The little restaurant isn’t much to look at. But people come from across South Korea to eat here.
They come for the potato pancakes, the blood sausage and, very often, for a fried street food that many dreamed of back when nearly everyone they knew was hungry. More than anything, though, they come for memories the food brings back of an outcast homeland they may never see again.
“This is the taste of where they came from,” says the restaurant’s owner, a refugee who asks to be identified only by her surname, Choi. “The food here tastes the way it does in North Korea.”

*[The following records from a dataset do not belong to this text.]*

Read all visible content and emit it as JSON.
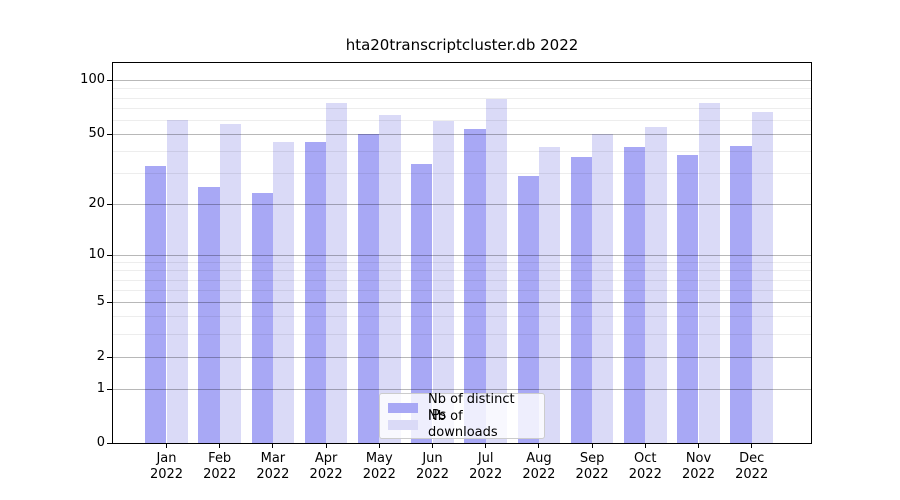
{
  "chart_data": {
    "type": "bar",
    "title": "hta20transcriptcluster.db 2022",
    "categories": [
      "Jan",
      "Feb",
      "Mar",
      "Apr",
      "May",
      "Jun",
      "Jul",
      "Aug",
      "Sep",
      "Oct",
      "Nov",
      "Dec"
    ],
    "category_year": "2022",
    "series": [
      {
        "name": "Nb of distinct IPs",
        "color": "#a8a8f5",
        "values": [
          33,
          25,
          23,
          45,
          50,
          34,
          53,
          29,
          37,
          42,
          38,
          43
        ]
      },
      {
        "name": "Nb of downloads",
        "color": "#dadaf7",
        "values": [
          60,
          57,
          45,
          75,
          64,
          59,
          79,
          42,
          50,
          55,
          75,
          66
        ]
      }
    ],
    "xlabel": "",
    "ylabel": "",
    "yscale": "log1p",
    "ylim": [
      0,
      127
    ],
    "yticks": [
      0,
      1,
      2,
      5,
      10,
      20,
      50,
      100
    ],
    "minor_gridlines": [
      3,
      4,
      6,
      7,
      8,
      9,
      30,
      40,
      60,
      70,
      80,
      90
    ],
    "grid": true,
    "legend_position": "lower center"
  }
}
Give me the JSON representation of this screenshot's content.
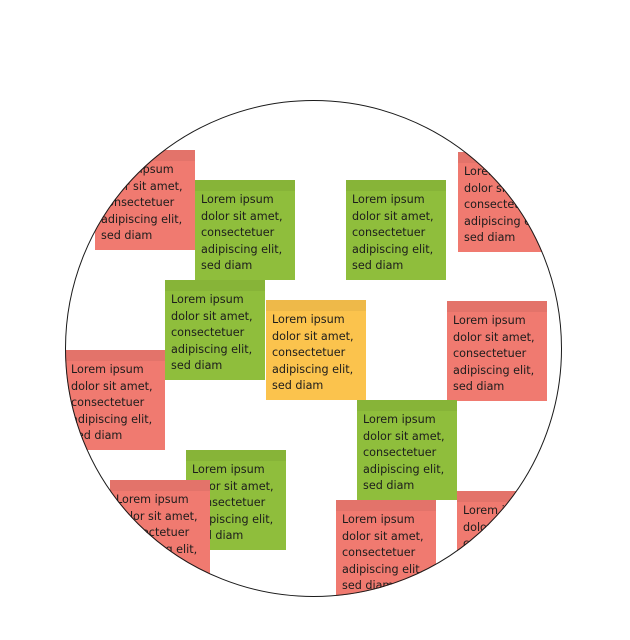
{
  "colors": {
    "green": "#8fbe3c",
    "red": "#f07a70",
    "yellow": "#fbc34d",
    "outline": "#1a1a1a"
  },
  "notes": [
    {
      "color": "red",
      "text": "Lorem ipsum\ndolor sit amet,\nconsectetuer\nadipiscing elit,\nsed diam"
    },
    {
      "color": "green",
      "text": "Lorem ipsum\ndolor sit amet,\nconsectetuer\nadipiscing elit,\nsed diam"
    },
    {
      "color": "green",
      "text": "Lorem ipsum\ndolor sit amet,\nconsectetuer\nadipiscing elit,\nsed diam"
    },
    {
      "color": "red",
      "text": "Lorem ipsum\ndolor sit amet,\nconsectetuer\nadipiscing elit,\nsed diam"
    },
    {
      "color": "green",
      "text": "Lorem ipsum\ndolor sit amet,\nconsectetuer\nadipiscing elit,\nsed diam"
    },
    {
      "color": "yellow",
      "text": "Lorem ipsum\ndolor sit amet,\nconsectetuer\nadipiscing elit,\nsed diam"
    },
    {
      "color": "red",
      "text": "Lorem ipsum\ndolor sit amet,\nconsectetuer\nadipiscing elit,\nsed diam"
    },
    {
      "color": "red",
      "text": "Lorem ipsum\ndolor sit amet,\nconsectetuer\nadipiscing elit,\nsed diam"
    },
    {
      "color": "green",
      "text": "Lorem ipsum\ndolor sit amet,\nconsectetuer\nadipiscing elit,\nsed diam"
    },
    {
      "color": "green",
      "text": "Lorem ipsum\ndolor sit amet,\nconsectetuer\nadipiscing elit,\nsed diam"
    },
    {
      "color": "red",
      "text": "Lorem ipsum\ndolor sit amet,\nconsectetuer\nadipiscing elit,\nsed diam"
    },
    {
      "color": "red",
      "text": "Lorem ipsum\ndolor sit amet,\nconsectetuer\nadipiscing elit,\nsed diam"
    },
    {
      "color": "red",
      "text": "Lorem ipsum\ndolor sit amet,\nconsectetuer\nadipiscing elit,\nsed diam"
    },
    {
      "color": "red",
      "text": "Lorem ipsum\ndolor sit amet,\nconsectetuer\nadipiscing elit,\nsed diam"
    }
  ]
}
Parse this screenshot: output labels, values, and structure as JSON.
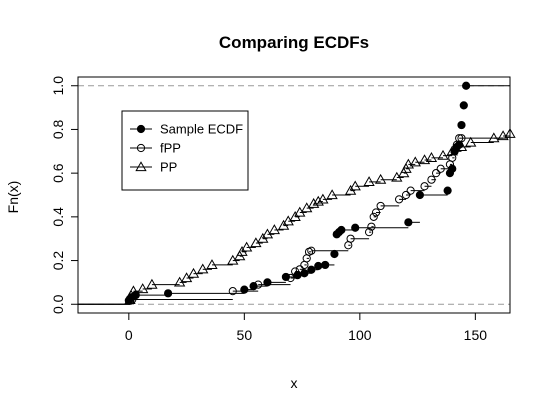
{
  "chart_data": {
    "type": "scatter",
    "title": "Comparing ECDFs",
    "xlabel": "x",
    "ylabel": "Fn(x)",
    "xlim": [
      -22,
      165
    ],
    "ylim": [
      -0.04,
      1.04
    ],
    "xticks": [
      0,
      50,
      100,
      150
    ],
    "yticks": [
      0.0,
      0.2,
      0.4,
      0.6,
      0.8,
      1.0
    ],
    "reference_lines_y": [
      0,
      1
    ],
    "legend_position": "top-left",
    "series": [
      {
        "name": "Sample ECDF",
        "marker": "filled-circle",
        "color": "#000000",
        "x": [
          0,
          0.5,
          1.5,
          3,
          17,
          50,
          54,
          60,
          68,
          73,
          76,
          79,
          82,
          85,
          89,
          90,
          91,
          92,
          98,
          121,
          126,
          138,
          139,
          140,
          141,
          142,
          143,
          144,
          145,
          146
        ],
        "y": [
          0.017,
          0.025,
          0.033,
          0.042,
          0.05,
          0.067,
          0.083,
          0.1,
          0.125,
          0.133,
          0.142,
          0.158,
          0.175,
          0.18,
          0.23,
          0.32,
          0.33,
          0.34,
          0.35,
          0.375,
          0.5,
          0.52,
          0.6,
          0.62,
          0.7,
          0.72,
          0.73,
          0.82,
          0.91,
          1.0
        ]
      },
      {
        "name": "fPP",
        "marker": "open-circle",
        "color": "#000000",
        "x": [
          0.5,
          1.5,
          45,
          56,
          70,
          72,
          74,
          76,
          77,
          78,
          79,
          95,
          96,
          104,
          105,
          106,
          107,
          109,
          117,
          120,
          122,
          128,
          131,
          133,
          135,
          139,
          140,
          141,
          142,
          143,
          144
        ],
        "y": [
          0.016,
          0.022,
          0.06,
          0.09,
          0.12,
          0.15,
          0.16,
          0.18,
          0.21,
          0.24,
          0.245,
          0.27,
          0.3,
          0.33,
          0.355,
          0.4,
          0.42,
          0.45,
          0.48,
          0.5,
          0.52,
          0.54,
          0.57,
          0.6,
          0.62,
          0.64,
          0.67,
          0.7,
          0.73,
          0.76,
          0.76
        ]
      },
      {
        "name": "PP",
        "marker": "open-triangle",
        "color": "#000000",
        "x": [
          0.5,
          1,
          2,
          6,
          10,
          22,
          25,
          28,
          32,
          36,
          45,
          48,
          49,
          51,
          55,
          58,
          60,
          63,
          67,
          69,
          72,
          74,
          77,
          80,
          82,
          84,
          88,
          96,
          98,
          104,
          109,
          116,
          119,
          120,
          121,
          124,
          128,
          131,
          136,
          140,
          144,
          148,
          158,
          162,
          165
        ],
        "y": [
          0.02,
          0.04,
          0.06,
          0.07,
          0.09,
          0.1,
          0.12,
          0.14,
          0.16,
          0.18,
          0.2,
          0.22,
          0.24,
          0.26,
          0.28,
          0.3,
          0.32,
          0.34,
          0.36,
          0.38,
          0.4,
          0.42,
          0.44,
          0.46,
          0.47,
          0.48,
          0.5,
          0.52,
          0.54,
          0.56,
          0.57,
          0.58,
          0.6,
          0.62,
          0.64,
          0.65,
          0.66,
          0.67,
          0.68,
          0.7,
          0.72,
          0.74,
          0.76,
          0.77,
          0.78
        ]
      }
    ]
  }
}
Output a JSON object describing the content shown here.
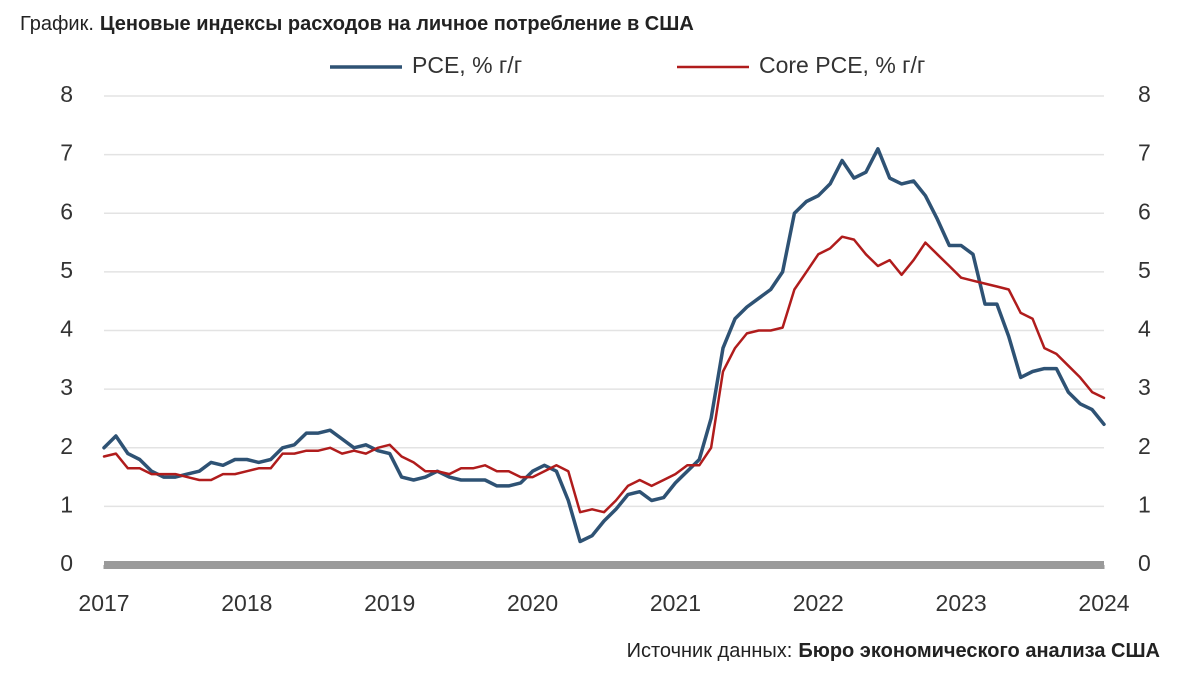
{
  "chart_data": {
    "type": "line",
    "title_prefix": "График.",
    "title": "Ценовые индексы расходов на личное потребление в США",
    "source_prefix": "Источник данных:",
    "source": "Бюро экономического анализа США",
    "xlim": [
      2017,
      2024
    ],
    "xticks": [
      2017,
      2018,
      2019,
      2020,
      2021,
      2022,
      2023,
      2024
    ],
    "ylim": [
      0,
      8
    ],
    "yticks": [
      0,
      1,
      2,
      3,
      4,
      5,
      6,
      7,
      8
    ],
    "y2lim": [
      0,
      8
    ],
    "y2ticks": [
      0,
      1,
      2,
      3,
      4,
      5,
      6,
      7,
      8
    ],
    "grid": true,
    "legend": "top",
    "x": [
      2017,
      2017.083,
      2017.167,
      2017.25,
      2017.333,
      2017.417,
      2017.5,
      2017.583,
      2017.667,
      2017.75,
      2017.833,
      2017.917,
      2018,
      2018.083,
      2018.167,
      2018.25,
      2018.333,
      2018.417,
      2018.5,
      2018.583,
      2018.667,
      2018.75,
      2018.833,
      2018.917,
      2019,
      2019.083,
      2019.167,
      2019.25,
      2019.333,
      2019.417,
      2019.5,
      2019.583,
      2019.667,
      2019.75,
      2019.833,
      2019.917,
      2020,
      2020.083,
      2020.167,
      2020.25,
      2020.333,
      2020.417,
      2020.5,
      2020.583,
      2020.667,
      2020.75,
      2020.833,
      2020.917,
      2021,
      2021.083,
      2021.167,
      2021.25,
      2021.333,
      2021.417,
      2021.5,
      2021.583,
      2021.667,
      2021.75,
      2021.833,
      2021.917,
      2022,
      2022.083,
      2022.167,
      2022.25,
      2022.333,
      2022.417,
      2022.5,
      2022.583,
      2022.667,
      2022.75,
      2022.833,
      2022.917,
      2023,
      2023.083,
      2023.167,
      2023.25,
      2023.333,
      2023.417,
      2023.5,
      2023.583,
      2023.667,
      2023.75,
      2023.833,
      2023.917,
      2024
    ],
    "series": [
      {
        "name": "PCE, % г/г",
        "color": "#2e5274",
        "values": [
          2.0,
          2.2,
          1.9,
          1.8,
          1.6,
          1.5,
          1.5,
          1.55,
          1.6,
          1.75,
          1.7,
          1.8,
          1.8,
          1.75,
          1.8,
          2.0,
          2.05,
          2.25,
          2.25,
          2.3,
          2.15,
          2.0,
          2.05,
          1.95,
          1.9,
          1.5,
          1.45,
          1.5,
          1.6,
          1.5,
          1.45,
          1.45,
          1.45,
          1.35,
          1.35,
          1.4,
          1.6,
          1.7,
          1.6,
          1.1,
          0.4,
          0.5,
          0.75,
          0.95,
          1.2,
          1.25,
          1.1,
          1.15,
          1.4,
          1.6,
          1.8,
          2.5,
          3.7,
          4.2,
          4.4,
          4.55,
          4.7,
          5.0,
          6.0,
          6.2,
          6.3,
          6.5,
          6.9,
          6.6,
          6.7,
          7.1,
          6.6,
          6.5,
          6.55,
          6.3,
          5.9,
          5.45,
          5.45,
          5.3,
          4.45,
          4.45,
          3.9,
          3.2,
          3.3,
          3.35,
          3.35,
          2.95,
          2.75,
          2.65,
          2.4
        ]
      },
      {
        "name": "Core PCE, % г/г",
        "color": "#b01c1c",
        "values": [
          1.85,
          1.9,
          1.65,
          1.65,
          1.55,
          1.55,
          1.55,
          1.5,
          1.45,
          1.45,
          1.55,
          1.55,
          1.6,
          1.65,
          1.65,
          1.9,
          1.9,
          1.95,
          1.95,
          2.0,
          1.9,
          1.95,
          1.9,
          2.0,
          2.05,
          1.85,
          1.75,
          1.6,
          1.6,
          1.55,
          1.65,
          1.65,
          1.7,
          1.6,
          1.6,
          1.5,
          1.5,
          1.6,
          1.7,
          1.6,
          0.9,
          0.95,
          0.9,
          1.1,
          1.35,
          1.45,
          1.35,
          1.45,
          1.55,
          1.7,
          1.7,
          2.0,
          3.3,
          3.7,
          3.95,
          4.0,
          4.0,
          4.05,
          4.7,
          5.0,
          5.3,
          5.4,
          5.6,
          5.55,
          5.3,
          5.1,
          5.2,
          4.95,
          5.2,
          5.5,
          5.3,
          5.1,
          4.9,
          4.85,
          4.8,
          4.75,
          4.7,
          4.3,
          4.2,
          3.7,
          3.6,
          3.4,
          3.2,
          2.95,
          2.85
        ]
      }
    ]
  }
}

More than 30,000 North Koreans now live in South Korea. Raised amid dictatorial dysfunction, and normally poorly educated, the exiles stumble into a brutally competitive nation where they are regularly disdained by their neighbors.
“Chon-nom” they are often called – “bumpkin.” That derision, combined with their own disillusionment, can churn into a stew of suspicion, resentment and ambivalence. And though they may hate the nation they left behind, many also miss it deeply. Because how can you not miss home?
“Our lives here can be so difficult,” said a North Korean now living in the South. “But finding that restaurant made me so happy.” Choi has built them a tiny island of North Korean life that in a burst of optimism she named Howol-ilga, “People from Different Homelands Come to Gather in One Place.”
“My place is a comfort for them,” says Choi, 39, in a Northern accent so thick it can be barely comprehensible at first to Southerners. “When they come here and find a menu so similar to what they ate back home, they know they can relax.”
That doesn’t surprise Sonia Ryang, an anthropologist at Rice University in Texas who grew up in a pro-North Korea community in Japan, and who has written extensively about the North. To smell injogogibap was to dream of filling your stomach at a time when starvation was wiping out entire neighborhoods. “Far from not wanting to remember, they want to remember,” says Ryang. “Because it was proof that they were alive.”
Choi’s explanation is simpler. During the famine, she says, food was something that could always make people happy.